Why is this L.A. high school the talk of the News 's opinion pages today? Because Motor City superintendent Connie Calloway plans to restructure five struggling schools in Locke's image.
Sounds like a pretty solid plan. Green Dot made its name as the first charter management organization to invite unions into its schools. But its labor contract is generally several-hundred pages shorter than a typical district contract. And in most other ways it embodies the kind of common-sense practices that produce well-managed schools. Again from the News editorial:
Green Dot teachers are unionized, but they have a much more flexible contract that makes teacher performance the top priority.

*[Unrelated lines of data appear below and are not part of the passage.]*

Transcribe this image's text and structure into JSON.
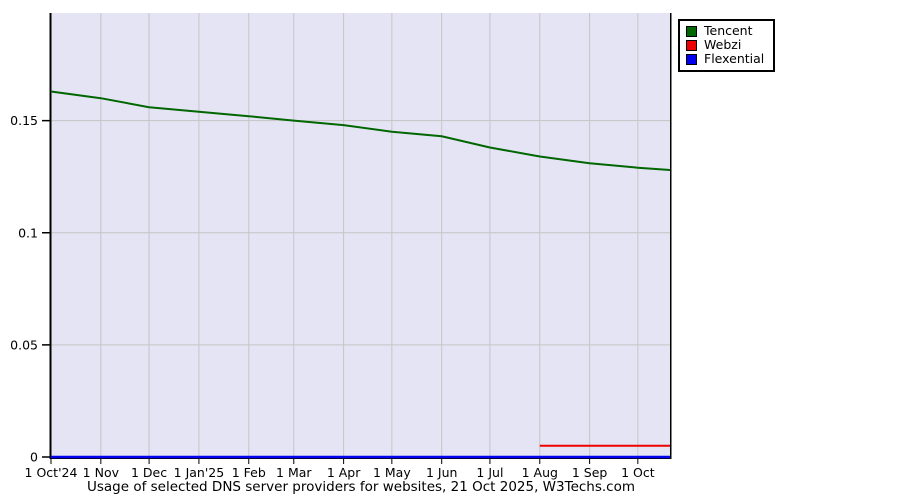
{
  "caption": "Usage of selected DNS server providers for websites, 21 Oct 2025, W3Techs.com",
  "legend": {
    "items": [
      {
        "label": "Tencent",
        "color": "#006600"
      },
      {
        "label": "Webzi",
        "color": "#ee0000"
      },
      {
        "label": "Flexential",
        "color": "#0000ee"
      }
    ]
  },
  "colors": {
    "plot_background": "#e4e4f5",
    "gridline": "#c5c5c5",
    "axis": "#000000"
  },
  "chart_data": {
    "type": "line",
    "title": "Usage of selected DNS server providers for websites, 21 Oct 2025, W3Techs.com",
    "xlabel": "",
    "ylabel": "",
    "x_axis_unit": "days since 1 Oct 2024",
    "x_total_days": 385,
    "x_tick_days": [
      0,
      31,
      61,
      92,
      123,
      151,
      182,
      212,
      243,
      273,
      304,
      335,
      365
    ],
    "x_tick_labels": [
      "1 Oct'24",
      "1 Nov",
      "1 Dec",
      "1 Jan'25",
      "1 Feb",
      "1 Mar",
      "1 Apr",
      "1 May",
      "1 Jun",
      "1 Jul",
      "1 Aug",
      "1 Sep",
      "1 Oct"
    ],
    "y_ticks": [
      0,
      0.05,
      0.1,
      0.15
    ],
    "y_tick_labels": [
      "0",
      "0.05",
      "0.1",
      "0.15"
    ],
    "ylim": [
      0,
      0.198
    ],
    "grid": true,
    "legend_position": "outside-top-right",
    "series": [
      {
        "name": "Tencent",
        "color": "#006600",
        "x_days": [
          0,
          31,
          61,
          92,
          123,
          151,
          182,
          212,
          243,
          273,
          304,
          335,
          365,
          385
        ],
        "values": [
          0.163,
          0.16,
          0.156,
          0.154,
          0.152,
          0.15,
          0.148,
          0.145,
          0.143,
          0.138,
          0.134,
          0.131,
          0.129,
          0.128
        ]
      },
      {
        "name": "Webzi",
        "color": "#ee0000",
        "x_days": [
          304,
          385
        ],
        "values": [
          0.005,
          0.005
        ]
      },
      {
        "name": "Flexential",
        "color": "#0000ee",
        "x_days": [
          0,
          385
        ],
        "values": [
          0,
          0
        ]
      }
    ]
  }
}
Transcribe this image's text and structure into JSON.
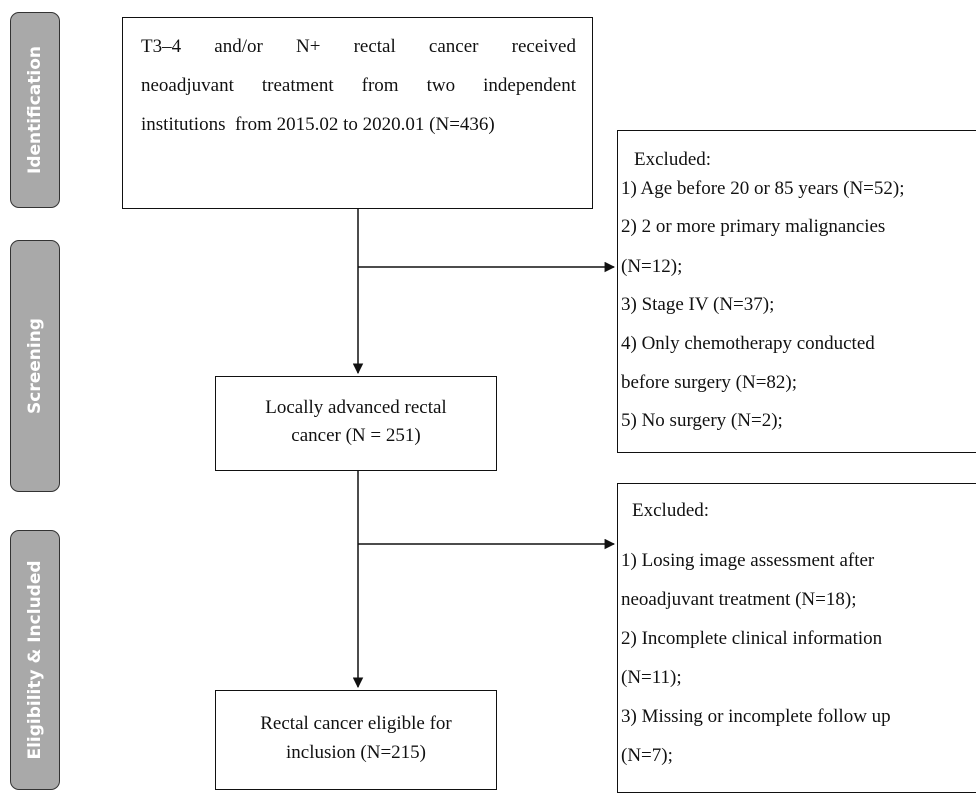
{
  "stages": [
    "Identification",
    "Screening",
    "Eligibility & Included"
  ],
  "nodes": [
    {
      "lines": [
        "T3–4 and/or N+ rectal cancer received",
        "neoadjuvant treatment from two independent",
        "institutions  from 2015.02 to 2020.01 (N=436)"
      ]
    },
    {
      "lines": [
        "Locally advanced rectal",
        "cancer (N = 251)"
      ]
    },
    {
      "lines": [
        "Rectal cancer eligible for",
        "inclusion (N=215)"
      ]
    }
  ],
  "exclusions": [
    {
      "title": "Excluded:",
      "lines": [
        "1) Age before 20 or 85 years (N=52);",
        "2) 2 or more primary malignancies",
        "(N=12);",
        "3) Stage IV (N=37);",
        "4) Only chemotherapy conducted",
        "before surgery (N=82);",
        "5) No surgery (N=2);"
      ]
    },
    {
      "title": "Excluded:",
      "lines": [
        "1) Losing image assessment after",
        "neoadjuvant treatment (N=18);",
        "2) Incomplete clinical information",
        "(N=11);",
        "3) Missing or incomplete follow up",
        "(N=7);"
      ]
    }
  ]
}
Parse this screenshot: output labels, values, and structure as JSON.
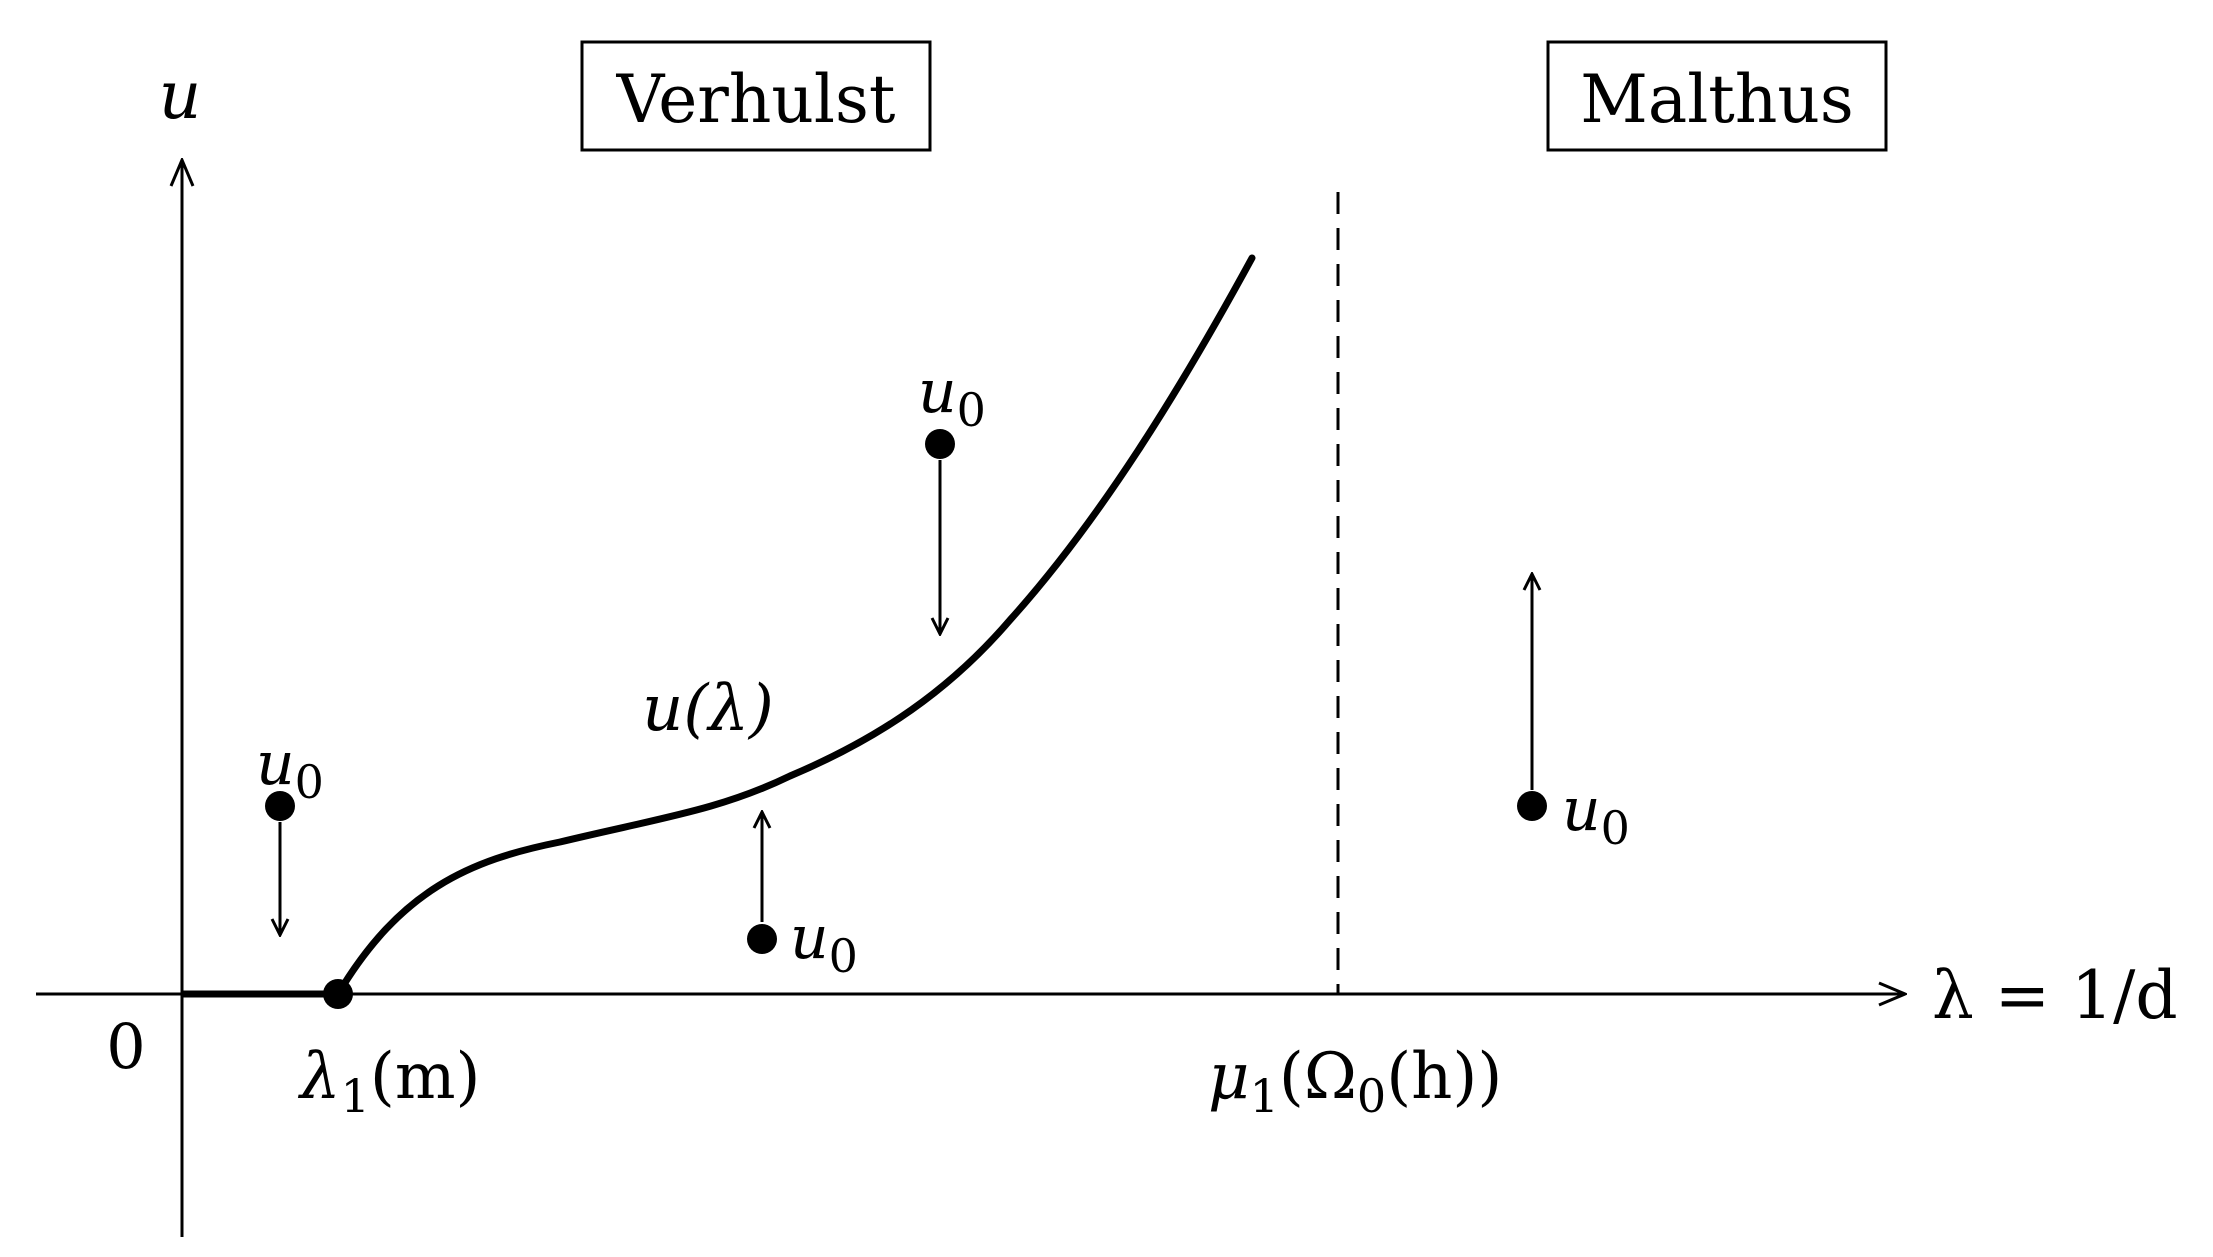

"Old union contracts were written for school districts, not kids," said Steve Barr, Green Dot's founder.
Teachers and principals have autonomy over their school budget, curriculum and hiring and firing. Green Dot administrators say they use a more rigorous hiring process to ensure the selection of high-quality teachers, which is one of the strongest predictors of student performance. There are no seniority preferences or teacher tenure. Teachers can choose between guaranteed retirement benefits--or a self-managed 401(k) retirement savings plan.
Teachers also work a "professional work day," or a salaried schedule without overtime pay.
Very good news for Detroit, which badly needs some good news . Let's hope it plays out as planned.